Nevada Assembly panel advances 'Brianna's law'

A bill that would allow police to take DNA samples from people arrested on serious criminal charges won approval Friday from a Nevada Assembly committee.

The measure - known as "Brianna's Law" - was approved by the Assembly Judiciary Committee and referred to the Ways and Means Committee.

The bill is named in memory of Brianna Denison, a 19-year-old college student who was snatched while sleeping on a friend's couch in January 2008. Her body was found about three weeks later in a vacant lot in south Reno.

James Biela, an ex-Marine and pipefitter, was arrested in November 2008. He was convicted last year of raping and killing Denison and sentenced to death. He was also convicted of raping two other women in late 2007 and sentenced to four life prison terms.

Earlier this week, Denison's family and others testified that if the bill had been law, James Biela may have been captured earlier if officers were allowed to take his DNA sample following a 1996 arrest.

"After his first reported rape in December 2007 they could have matched him to the prior crime and his identity would have been known," Bridgette Zunino-Denison, Brianna's mother, told the committee during a hearing Monday.

Nevada law currently allows police to collect DNA after a person has been convicted.

The proposal would allow police to take DNA swabs when making arrests for felonies, sexual offenses and gross misdemeanors.

The bill was amended Friday to include a provision based on a similar law in New Mexico that allows sampling of anyone who flees jurisdiction after posting bail or bond.

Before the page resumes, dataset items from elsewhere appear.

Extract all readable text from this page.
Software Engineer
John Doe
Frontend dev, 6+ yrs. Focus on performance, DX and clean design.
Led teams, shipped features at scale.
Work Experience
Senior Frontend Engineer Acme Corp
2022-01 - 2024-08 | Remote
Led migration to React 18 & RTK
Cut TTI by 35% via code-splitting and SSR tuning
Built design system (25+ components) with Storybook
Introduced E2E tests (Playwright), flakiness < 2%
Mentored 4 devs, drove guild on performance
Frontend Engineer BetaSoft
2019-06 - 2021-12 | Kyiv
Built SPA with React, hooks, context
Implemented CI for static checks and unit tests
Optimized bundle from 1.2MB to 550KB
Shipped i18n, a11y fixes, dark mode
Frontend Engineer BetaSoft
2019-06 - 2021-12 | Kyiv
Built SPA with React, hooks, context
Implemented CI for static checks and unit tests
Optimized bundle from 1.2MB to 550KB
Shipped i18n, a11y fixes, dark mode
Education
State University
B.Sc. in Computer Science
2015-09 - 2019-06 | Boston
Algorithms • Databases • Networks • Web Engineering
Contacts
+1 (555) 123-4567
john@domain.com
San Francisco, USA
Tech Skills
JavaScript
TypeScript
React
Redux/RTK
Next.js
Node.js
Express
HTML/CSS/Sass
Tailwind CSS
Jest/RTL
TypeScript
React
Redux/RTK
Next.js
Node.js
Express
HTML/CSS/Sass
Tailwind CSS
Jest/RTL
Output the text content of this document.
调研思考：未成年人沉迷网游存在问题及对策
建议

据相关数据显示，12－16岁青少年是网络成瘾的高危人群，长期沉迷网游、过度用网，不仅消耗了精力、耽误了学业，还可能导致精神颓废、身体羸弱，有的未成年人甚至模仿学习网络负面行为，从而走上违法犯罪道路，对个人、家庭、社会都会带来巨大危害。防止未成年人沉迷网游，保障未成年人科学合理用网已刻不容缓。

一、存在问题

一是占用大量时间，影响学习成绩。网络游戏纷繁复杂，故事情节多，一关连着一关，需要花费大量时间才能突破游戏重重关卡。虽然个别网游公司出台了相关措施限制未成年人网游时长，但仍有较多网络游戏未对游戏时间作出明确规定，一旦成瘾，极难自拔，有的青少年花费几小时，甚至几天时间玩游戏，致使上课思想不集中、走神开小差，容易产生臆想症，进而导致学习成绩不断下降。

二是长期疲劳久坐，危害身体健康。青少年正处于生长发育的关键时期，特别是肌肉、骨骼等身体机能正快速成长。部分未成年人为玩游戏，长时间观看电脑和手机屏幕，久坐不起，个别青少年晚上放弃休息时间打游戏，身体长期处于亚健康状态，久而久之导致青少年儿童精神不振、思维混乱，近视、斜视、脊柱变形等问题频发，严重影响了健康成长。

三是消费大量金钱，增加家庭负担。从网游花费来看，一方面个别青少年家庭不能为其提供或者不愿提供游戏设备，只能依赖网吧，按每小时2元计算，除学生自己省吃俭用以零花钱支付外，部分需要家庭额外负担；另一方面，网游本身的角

Twenty-four states allow police to collect DNA samples before a person is convicted of a crime. The Nevada bill would allow police to take DNA samples and submit them for genetic analysis if there was an arrest warrant.

The DNA samples would then be included in a national database.

A person can apply to have their DNA samples removed from the state and federal databases under certain circumstances, including not being charged for additional felonies or sexual offenses 10 years after they were arrested and swabbed.